Starring James Floyd, Fady Elsayed, Anthony Welsh, Amira Ghazalla, Nasser Memarzia, Aymen Hamdouchi, Arnold Oceng, Saïd Taghmaoui, Shyam Kelly, McKell David, Leemore Marrett Jr.
Directed by Sally El Hosaini
My Brother the Devil tells the story of a family of Egyptian immigrants who live in the London Borough of Hackney. Elder brother Rashid (James Floyd) is involved in the local street gang, selling drugs and whatever else it takes to make fast cash. His younger brother, Mo (Fady Elsayed), looks up to him and wants to be just like him. Rash does his best to protect Mo from his “job,” but the allure is too strong for him to completely quash the idea in Mo’s mind. So Rash reluctantly asks Mo to perform a quick pick-up for him, but this goes sour when Mo runs into some members from a rival gang, setting in motion the plot’s cascading dominoes that fall until the film’s finale.

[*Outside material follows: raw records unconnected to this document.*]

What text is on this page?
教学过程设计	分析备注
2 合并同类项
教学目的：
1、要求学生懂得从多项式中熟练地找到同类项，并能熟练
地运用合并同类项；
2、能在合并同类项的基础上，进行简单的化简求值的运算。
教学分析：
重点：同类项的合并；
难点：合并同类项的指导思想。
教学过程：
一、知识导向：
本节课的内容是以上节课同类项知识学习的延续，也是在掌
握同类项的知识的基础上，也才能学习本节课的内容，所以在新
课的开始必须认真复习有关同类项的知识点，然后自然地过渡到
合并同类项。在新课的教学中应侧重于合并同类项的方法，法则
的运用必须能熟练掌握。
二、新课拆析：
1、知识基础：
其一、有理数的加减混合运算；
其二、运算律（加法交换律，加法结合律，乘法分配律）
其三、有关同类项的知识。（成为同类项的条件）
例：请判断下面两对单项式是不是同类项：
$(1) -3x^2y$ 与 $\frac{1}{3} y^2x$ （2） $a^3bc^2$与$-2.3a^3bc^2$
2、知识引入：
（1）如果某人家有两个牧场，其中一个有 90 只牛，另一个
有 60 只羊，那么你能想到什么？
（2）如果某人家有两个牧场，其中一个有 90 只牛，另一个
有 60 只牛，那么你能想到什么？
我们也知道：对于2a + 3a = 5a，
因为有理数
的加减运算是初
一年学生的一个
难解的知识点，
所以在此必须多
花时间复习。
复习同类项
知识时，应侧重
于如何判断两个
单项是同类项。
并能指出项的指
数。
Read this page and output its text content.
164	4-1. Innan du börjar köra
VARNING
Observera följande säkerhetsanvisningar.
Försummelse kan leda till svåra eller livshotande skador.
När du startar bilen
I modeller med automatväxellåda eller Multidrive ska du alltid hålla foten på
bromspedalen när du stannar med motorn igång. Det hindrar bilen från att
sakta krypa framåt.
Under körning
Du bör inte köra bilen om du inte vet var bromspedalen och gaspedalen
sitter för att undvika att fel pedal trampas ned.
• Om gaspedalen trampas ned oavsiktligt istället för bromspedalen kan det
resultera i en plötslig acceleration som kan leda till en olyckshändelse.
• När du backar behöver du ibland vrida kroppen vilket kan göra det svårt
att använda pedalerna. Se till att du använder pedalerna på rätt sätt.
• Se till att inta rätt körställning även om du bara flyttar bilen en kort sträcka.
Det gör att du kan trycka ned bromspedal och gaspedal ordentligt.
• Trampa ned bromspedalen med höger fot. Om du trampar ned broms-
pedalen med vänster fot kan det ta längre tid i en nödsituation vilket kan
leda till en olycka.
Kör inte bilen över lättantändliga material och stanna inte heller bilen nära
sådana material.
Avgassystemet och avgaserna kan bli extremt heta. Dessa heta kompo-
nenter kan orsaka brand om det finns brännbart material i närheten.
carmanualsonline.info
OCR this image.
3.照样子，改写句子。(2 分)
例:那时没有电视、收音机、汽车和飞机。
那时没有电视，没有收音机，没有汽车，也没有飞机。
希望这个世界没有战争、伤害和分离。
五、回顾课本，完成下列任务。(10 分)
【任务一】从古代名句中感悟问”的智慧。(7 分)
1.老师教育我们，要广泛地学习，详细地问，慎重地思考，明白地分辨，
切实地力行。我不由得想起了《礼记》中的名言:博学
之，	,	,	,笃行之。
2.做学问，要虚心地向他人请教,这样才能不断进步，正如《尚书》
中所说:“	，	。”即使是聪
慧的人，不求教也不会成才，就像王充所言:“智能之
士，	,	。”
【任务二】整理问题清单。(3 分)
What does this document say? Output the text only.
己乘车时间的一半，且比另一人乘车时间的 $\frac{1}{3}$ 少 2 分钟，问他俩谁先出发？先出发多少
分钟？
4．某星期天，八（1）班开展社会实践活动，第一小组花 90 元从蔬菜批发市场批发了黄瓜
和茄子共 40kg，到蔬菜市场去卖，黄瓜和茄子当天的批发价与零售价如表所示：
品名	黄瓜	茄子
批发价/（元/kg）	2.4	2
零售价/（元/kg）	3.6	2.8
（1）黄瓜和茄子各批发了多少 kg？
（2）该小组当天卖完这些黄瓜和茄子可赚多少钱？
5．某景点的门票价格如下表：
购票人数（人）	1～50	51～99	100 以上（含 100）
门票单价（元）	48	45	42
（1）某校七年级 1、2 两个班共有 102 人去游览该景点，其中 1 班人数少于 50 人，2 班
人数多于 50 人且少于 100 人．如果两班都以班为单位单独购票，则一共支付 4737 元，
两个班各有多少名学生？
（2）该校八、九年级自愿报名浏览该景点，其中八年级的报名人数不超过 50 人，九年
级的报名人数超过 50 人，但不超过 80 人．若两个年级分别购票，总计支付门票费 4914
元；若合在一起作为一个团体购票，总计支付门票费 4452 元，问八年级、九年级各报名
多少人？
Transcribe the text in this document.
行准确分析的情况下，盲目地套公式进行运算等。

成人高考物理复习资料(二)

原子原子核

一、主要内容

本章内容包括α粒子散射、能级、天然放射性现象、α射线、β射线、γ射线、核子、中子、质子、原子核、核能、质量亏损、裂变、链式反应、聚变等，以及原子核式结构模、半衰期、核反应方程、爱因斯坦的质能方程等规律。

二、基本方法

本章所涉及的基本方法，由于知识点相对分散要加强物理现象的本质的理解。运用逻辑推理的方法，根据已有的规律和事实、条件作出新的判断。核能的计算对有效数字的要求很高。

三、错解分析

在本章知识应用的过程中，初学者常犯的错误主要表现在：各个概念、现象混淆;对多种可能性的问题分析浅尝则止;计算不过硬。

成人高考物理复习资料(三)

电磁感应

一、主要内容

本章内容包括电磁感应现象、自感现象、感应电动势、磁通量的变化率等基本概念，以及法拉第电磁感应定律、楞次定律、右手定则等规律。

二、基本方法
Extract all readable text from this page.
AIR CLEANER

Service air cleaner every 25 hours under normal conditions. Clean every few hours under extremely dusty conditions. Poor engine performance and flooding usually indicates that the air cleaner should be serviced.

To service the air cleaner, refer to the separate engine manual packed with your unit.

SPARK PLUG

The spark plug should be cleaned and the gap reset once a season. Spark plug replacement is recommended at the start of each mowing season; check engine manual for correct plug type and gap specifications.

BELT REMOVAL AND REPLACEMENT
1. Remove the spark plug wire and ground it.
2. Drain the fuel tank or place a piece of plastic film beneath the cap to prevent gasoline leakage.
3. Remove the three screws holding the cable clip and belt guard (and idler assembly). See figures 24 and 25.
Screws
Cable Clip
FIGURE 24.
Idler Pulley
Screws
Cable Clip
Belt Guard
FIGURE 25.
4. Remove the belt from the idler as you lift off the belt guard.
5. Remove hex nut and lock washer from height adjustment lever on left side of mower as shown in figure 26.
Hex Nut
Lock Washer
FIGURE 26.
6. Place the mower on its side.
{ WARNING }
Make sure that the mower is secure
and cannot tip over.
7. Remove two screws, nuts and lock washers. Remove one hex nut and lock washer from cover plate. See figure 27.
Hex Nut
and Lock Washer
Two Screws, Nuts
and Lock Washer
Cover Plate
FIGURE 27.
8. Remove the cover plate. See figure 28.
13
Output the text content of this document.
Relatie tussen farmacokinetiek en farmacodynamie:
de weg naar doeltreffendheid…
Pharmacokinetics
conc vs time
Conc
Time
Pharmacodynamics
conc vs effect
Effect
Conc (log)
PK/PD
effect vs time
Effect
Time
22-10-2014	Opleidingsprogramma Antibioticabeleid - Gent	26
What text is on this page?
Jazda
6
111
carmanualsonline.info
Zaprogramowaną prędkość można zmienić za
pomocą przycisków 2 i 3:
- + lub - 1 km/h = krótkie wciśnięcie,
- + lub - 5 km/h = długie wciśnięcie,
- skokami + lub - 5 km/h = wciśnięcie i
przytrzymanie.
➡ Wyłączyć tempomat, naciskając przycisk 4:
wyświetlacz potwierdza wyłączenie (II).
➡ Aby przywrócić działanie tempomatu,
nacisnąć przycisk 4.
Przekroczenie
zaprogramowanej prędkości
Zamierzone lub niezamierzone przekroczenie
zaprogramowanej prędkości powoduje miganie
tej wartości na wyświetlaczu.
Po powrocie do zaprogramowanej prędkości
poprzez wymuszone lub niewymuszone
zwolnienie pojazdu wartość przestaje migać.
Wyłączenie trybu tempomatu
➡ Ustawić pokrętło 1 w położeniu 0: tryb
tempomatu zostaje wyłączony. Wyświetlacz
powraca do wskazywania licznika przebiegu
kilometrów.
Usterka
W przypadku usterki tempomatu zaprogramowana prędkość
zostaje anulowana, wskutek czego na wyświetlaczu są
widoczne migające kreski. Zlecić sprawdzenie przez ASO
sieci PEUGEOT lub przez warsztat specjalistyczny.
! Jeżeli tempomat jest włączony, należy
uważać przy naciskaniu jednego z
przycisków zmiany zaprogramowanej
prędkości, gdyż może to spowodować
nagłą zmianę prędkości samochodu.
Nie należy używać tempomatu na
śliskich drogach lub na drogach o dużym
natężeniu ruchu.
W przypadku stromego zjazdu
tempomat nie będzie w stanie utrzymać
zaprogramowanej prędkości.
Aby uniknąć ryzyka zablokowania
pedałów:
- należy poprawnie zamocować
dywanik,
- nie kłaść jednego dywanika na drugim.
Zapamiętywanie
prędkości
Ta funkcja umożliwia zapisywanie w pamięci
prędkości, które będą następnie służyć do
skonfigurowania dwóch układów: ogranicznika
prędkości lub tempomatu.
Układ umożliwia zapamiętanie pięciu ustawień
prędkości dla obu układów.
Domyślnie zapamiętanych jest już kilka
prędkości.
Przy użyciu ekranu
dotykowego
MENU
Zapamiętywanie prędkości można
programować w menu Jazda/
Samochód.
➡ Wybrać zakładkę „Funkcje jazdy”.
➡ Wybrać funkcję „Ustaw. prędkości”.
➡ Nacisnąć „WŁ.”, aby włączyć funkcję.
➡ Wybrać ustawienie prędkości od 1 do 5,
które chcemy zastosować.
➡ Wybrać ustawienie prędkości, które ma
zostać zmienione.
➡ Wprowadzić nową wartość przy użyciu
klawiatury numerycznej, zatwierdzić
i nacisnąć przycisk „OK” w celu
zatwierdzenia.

There have been many films with this kind of plots, but the plot isn’t what I found compelling about My Brother the Devil. The plot is everything it needs to be, but it’s pushed forward by its characters and how their actions, thoughts and desires inform their actions. It is this quality that makes My Brother the Devil great, as the characters constantly challenged me and had me thinking. There isn’t a lot of communication between the brothers, and this leads to a lot of repressed emotion and frustration for both characters. This emotion is bubbling under the surface of the entire film, and this takes what could easily be a rote, seen-it-all-before film and turns it into something special.